インターネットを通じて配信される国内動画広告市場が、2025年に大きく拡大したことが明らかになりました。サイバーエージェントと調査会社が共同で実施した市場調査によると、2025年の国内動画広告市場規模は前年比約23%増の8855億円に達し、インターネット広告の中でも重要な領域として存在感を高めています。調査は、動画広告の年間出稿額を推計して市場規模を算出したもので、スマートフォンやインターネット接続型テレビなどを通じて配信される広告が対象となっています。
同社は今後の見通しとして、市場規模が2026年に1兆437億円となり、初めて1兆円の大台を突破すると予測しています。さらに中長期の予測では、2029年には1兆6336億円に達するとの試算も示しており、数年にわたり高い成長率が続くとみています。背景には、動画配信サービスやソーシャルメディアの利用拡大、データに基づいたターゲティング技術の進化などがあり、広告主がテレビからオンライン動画へと予算を移す動きが一段と強まっていることが挙げられます。国内の広告費全体でもインターネット広告の比率が過半を占める水準に達し、その中核として動画広告が位置づけられる構図が定着しつつあります。企業にとっては、ブランド認知から購買行動の後押しまでを一気通貫で狙える手法として、動画広告の活用が今後いっそう重要になりそうです。
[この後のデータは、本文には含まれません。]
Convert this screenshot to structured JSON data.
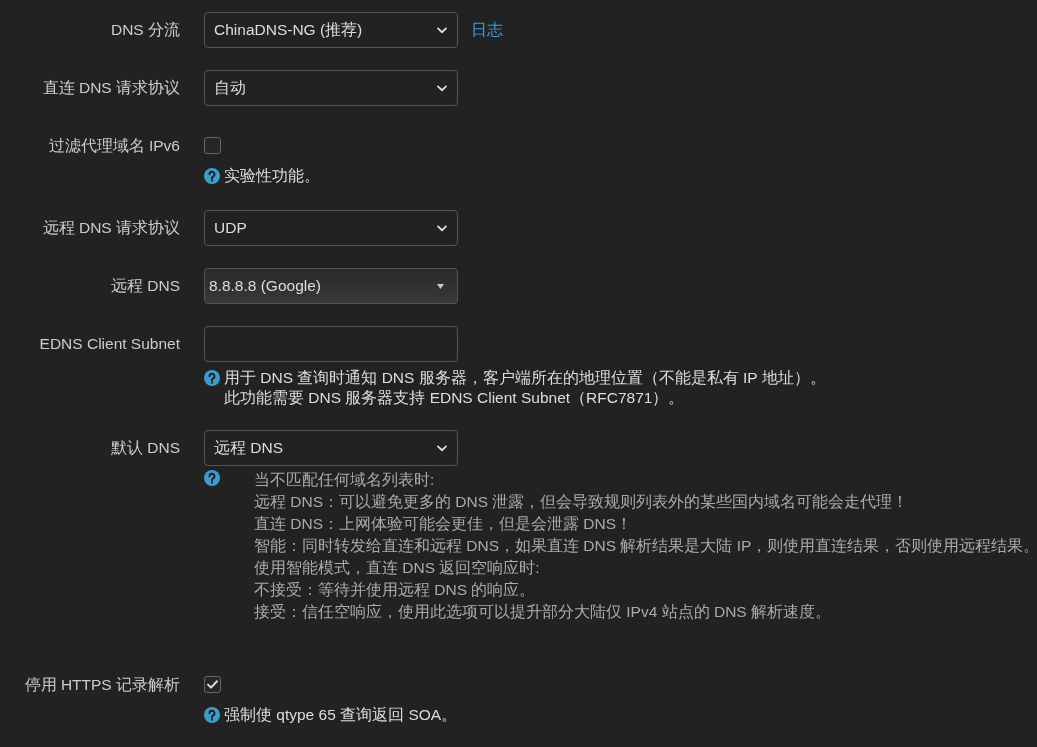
{
  "settings": [
    {
      "kind": "select",
      "label": "DNS 分流",
      "value": "ChinaDNS-NG (推荐)",
      "link": "日志"
    },
    {
      "kind": "select",
      "label": "直连 DNS 请求协议",
      "value": "自动"
    },
    {
      "kind": "checkbox",
      "label": "过滤代理域名 IPv6",
      "checked": false,
      "help_indented": false,
      "help": [
        "实验性功能。"
      ]
    },
    {
      "kind": "select",
      "label": "远程 DNS 请求协议",
      "value": "UDP"
    },
    {
      "kind": "combobox",
      "label": "远程 DNS",
      "value": "8.8.8.8 (Google)"
    },
    {
      "kind": "text",
      "label": "EDNS Client Subnet",
      "help_indented": false,
      "help": [
        "用于 DNS 查询时通知 DNS 服务器，客户端所在的地理位置（不能是私有 IP 地址）。",
        "此功能需要 DNS 服务器支持 EDNS Client Subnet（RFC7871）。"
      ]
    },
    {
      "kind": "select",
      "label": "默认 DNS",
      "value": "远程 DNS",
      "help_indented": true,
      "help": [
        "当不匹配任何域名列表时:",
        "远程 DNS：可以避免更多的 DNS 泄露，但会导致规则列表外的某些国内域名可能会走代理！",
        "直连 DNS：上网体验可能会更佳，但是会泄露 DNS！",
        "智能：同时转发给直连和远程 DNS，如果直连 DNS 解析结果是大陆 IP，则使用直连结果，否则使用远程结果。",
        "使用智能模式，直连 DNS 返回空响应时:",
        "不接受：等待并使用远程 DNS 的响应。",
        "接受：信任空响应，使用此选项可以提升部分大陆仅 IPv4 站点的 DNS 解析速度。"
      ]
    },
    {
      "kind": "checkbox",
      "label": "停用 HTTPS 记录解析",
      "checked": true,
      "help_indented": false,
      "help": [
        "强制使 qtype 65 查询返回 SOA。"
      ]
    }
  ]
}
縦型動画広告が成長の主役に スマホ視聴前提のクリエイティブが拡大
今回の調査では、市場全体を上回る伸びを示している分野として「縦型動画広告」が取り上げられています。縦型動画広告は、スマートフォンを縦向きに持ったまま視聴することを前提に設計されたフォーマットで、画面全体を使って情報を届けられるのが特徴です。調査によると、2025年の縦型動画広告の市場規模は2049億円に達し、前年から約1.6倍の成長を遂げました。短尺の動画コンテンツを中心に縦型フォーマットが標準となったことで、広告主もクリエイティブや運用体制を縦型前提に切り替える動きを加速させています。
動画広告市場全体では、引き続きスマートフォン向けが中心で、2025年時点で需要の大部分を占める規模となっています。一方、自宅の大画面で視聴されるインターネット接続型テレビ向けの動画広告も成長を続けており、生活者の視聴スタイルに応じてデバイスやフォーマットが多様化している状況です。サイバーエージェントは、こうした環境変化を踏まえ、縦型・横型、短尺・長尺といったさまざまな動画フォーマットが今後も併存しつつ、広告主が目的に応じて使い分ける時代になるとみています。市場規模が1兆円を超えるフェーズに入るなかで、広告の質や配信先の健全性をどう確保するかも含め、企業の動画広告戦略は一層のアップデートが求められそうです。